Türkiye’nin demokrasisine, hukukuna, kalkınmasına, istiklal ve istikbal mücadelesine bu kadar büyük darbeler vuran bu zihniyetin yol açtığı ağır maliyeti senelerce geri kalmışlık, faşist baskılar, zulüm olarak bunları ödedik. Kalkınma ve demokrasi yolculuğuna beraber başladığımız ülkeler ilerlerken sırf birilerinin ideolojik bağnazlıklarından dolayı Türkiye on yıllar boyunca kılık kıyafet ile okumak isteyen kadınların başörtüsü ile uğraştı. Lafa gelince kültürden, sanattan, ilerlemeden, bilimden bahsedenler kızlarımızı kazandıkları üniversitelerin kapısından içeriye dahi sokmadılar. Kılık kıyafet özgürlüğünün iptali için Anayasa Mahkemesi’ne koşanlar başörtüsüne bir metrekarelik bez parçası diyerek hareket edenler yine bu faşist zihniyetin mensuplarıydı.
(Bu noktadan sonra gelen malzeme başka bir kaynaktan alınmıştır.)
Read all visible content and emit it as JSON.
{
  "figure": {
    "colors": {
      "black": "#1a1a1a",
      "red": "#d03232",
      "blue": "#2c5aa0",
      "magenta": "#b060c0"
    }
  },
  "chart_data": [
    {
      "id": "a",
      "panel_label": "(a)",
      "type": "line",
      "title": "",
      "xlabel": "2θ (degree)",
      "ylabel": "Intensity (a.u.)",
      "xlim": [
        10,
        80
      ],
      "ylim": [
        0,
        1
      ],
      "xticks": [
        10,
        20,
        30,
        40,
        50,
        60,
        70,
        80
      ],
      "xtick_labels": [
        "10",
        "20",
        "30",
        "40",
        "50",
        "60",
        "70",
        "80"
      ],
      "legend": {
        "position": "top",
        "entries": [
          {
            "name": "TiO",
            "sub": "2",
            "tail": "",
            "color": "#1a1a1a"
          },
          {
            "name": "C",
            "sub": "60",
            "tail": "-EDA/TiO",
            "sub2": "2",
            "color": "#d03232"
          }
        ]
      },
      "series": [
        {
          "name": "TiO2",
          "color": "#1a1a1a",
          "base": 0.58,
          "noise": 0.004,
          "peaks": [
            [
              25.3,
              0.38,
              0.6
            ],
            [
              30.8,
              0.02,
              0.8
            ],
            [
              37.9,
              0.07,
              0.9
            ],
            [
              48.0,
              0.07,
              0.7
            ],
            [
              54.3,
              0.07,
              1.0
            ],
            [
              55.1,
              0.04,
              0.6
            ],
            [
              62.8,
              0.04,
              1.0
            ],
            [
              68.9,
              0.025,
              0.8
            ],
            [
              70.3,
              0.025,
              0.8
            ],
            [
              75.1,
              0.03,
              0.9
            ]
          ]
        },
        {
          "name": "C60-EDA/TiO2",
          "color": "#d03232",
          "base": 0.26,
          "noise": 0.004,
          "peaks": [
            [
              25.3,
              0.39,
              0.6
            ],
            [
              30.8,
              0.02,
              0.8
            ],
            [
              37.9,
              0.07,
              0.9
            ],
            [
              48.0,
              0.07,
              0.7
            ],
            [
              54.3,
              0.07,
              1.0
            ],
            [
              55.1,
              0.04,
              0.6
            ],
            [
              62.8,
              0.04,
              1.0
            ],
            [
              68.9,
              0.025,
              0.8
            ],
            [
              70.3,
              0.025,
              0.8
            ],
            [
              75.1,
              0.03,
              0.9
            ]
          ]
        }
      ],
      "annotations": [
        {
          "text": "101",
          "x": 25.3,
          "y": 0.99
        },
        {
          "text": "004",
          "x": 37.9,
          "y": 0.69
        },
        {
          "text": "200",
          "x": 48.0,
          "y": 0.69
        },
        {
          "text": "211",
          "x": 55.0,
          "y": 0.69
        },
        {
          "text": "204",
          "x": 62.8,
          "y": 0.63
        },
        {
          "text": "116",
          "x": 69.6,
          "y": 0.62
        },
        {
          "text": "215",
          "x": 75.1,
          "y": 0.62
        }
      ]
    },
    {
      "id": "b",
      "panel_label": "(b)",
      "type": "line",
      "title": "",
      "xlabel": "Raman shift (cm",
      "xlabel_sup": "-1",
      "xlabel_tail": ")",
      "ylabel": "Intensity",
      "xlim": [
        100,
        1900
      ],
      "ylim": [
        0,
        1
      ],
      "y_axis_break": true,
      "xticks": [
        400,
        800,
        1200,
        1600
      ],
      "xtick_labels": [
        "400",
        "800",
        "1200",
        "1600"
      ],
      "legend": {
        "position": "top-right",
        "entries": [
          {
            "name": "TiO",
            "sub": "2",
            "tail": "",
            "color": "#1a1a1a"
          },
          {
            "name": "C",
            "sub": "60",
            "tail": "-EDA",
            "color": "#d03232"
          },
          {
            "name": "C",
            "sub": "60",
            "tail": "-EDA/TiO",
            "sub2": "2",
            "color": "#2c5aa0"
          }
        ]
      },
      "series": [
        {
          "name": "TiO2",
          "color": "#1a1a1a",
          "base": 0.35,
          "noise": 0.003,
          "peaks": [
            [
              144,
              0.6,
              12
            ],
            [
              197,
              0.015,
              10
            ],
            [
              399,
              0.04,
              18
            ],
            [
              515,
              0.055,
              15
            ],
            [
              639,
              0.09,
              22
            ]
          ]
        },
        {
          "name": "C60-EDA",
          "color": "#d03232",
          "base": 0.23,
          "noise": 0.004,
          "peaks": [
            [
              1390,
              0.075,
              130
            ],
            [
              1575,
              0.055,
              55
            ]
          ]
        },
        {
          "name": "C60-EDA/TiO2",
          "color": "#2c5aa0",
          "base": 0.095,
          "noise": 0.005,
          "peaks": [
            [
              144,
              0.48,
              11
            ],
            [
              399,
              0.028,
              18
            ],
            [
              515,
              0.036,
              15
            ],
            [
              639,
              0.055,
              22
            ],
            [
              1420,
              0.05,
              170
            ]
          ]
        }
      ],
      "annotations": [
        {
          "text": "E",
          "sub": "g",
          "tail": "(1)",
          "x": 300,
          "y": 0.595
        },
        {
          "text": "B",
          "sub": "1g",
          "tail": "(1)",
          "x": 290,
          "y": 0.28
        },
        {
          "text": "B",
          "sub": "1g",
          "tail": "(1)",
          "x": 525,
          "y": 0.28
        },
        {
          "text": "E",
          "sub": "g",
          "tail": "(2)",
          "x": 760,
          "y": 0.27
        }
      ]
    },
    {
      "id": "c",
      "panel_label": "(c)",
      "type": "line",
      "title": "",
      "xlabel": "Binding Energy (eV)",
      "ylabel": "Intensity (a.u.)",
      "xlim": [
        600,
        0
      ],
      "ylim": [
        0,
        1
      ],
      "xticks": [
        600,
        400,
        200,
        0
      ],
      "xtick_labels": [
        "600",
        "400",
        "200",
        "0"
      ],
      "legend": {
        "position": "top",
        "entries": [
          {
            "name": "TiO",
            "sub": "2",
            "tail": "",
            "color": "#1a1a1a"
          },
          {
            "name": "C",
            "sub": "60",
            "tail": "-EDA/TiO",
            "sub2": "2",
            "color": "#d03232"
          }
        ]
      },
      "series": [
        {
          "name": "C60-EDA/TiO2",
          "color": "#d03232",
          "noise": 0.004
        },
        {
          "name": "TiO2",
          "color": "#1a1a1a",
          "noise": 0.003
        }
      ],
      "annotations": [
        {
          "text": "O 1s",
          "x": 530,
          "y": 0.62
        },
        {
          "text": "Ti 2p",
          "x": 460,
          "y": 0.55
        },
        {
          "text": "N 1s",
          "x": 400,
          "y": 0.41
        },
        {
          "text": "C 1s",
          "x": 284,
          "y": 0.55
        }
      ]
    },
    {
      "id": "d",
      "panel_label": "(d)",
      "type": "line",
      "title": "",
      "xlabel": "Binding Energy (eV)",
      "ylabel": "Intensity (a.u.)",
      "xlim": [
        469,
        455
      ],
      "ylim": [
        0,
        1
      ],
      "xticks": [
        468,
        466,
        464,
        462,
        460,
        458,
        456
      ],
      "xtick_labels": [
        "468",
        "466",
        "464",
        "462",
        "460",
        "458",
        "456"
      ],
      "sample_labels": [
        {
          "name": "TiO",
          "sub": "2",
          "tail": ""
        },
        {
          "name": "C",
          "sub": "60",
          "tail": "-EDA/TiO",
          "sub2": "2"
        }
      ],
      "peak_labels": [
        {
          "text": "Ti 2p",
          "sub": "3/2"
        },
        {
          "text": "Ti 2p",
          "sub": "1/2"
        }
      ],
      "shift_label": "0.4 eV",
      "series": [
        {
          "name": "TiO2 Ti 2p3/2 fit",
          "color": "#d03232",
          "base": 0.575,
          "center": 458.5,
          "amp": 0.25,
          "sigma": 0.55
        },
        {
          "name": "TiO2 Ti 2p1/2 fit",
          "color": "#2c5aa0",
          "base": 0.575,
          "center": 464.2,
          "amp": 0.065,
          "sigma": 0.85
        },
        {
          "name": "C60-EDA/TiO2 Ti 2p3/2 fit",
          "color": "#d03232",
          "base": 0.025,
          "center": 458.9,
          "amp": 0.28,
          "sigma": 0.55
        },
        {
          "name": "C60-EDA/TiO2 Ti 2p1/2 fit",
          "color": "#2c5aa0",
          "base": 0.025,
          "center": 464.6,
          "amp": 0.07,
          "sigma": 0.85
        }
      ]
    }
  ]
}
İleri demokrasiyi insan hak ve hürriyetlerini her alanda güçlü ekonomiyi, milletimize ve Türkiye’ye çok gördüler. Üreten, ihracat yapan, her alanda tam bağımsızlık yolunda emin adımlarla ilerleyen bir Türkiye gerçeğinden rahatsız oldular. Ülkemizin bir daha böyle felaketlerle karşılaşmaması için yönetim sistemi değişikliği dahil demokratik bir sistem içinde yapılabilecek her şeyi yaptık.”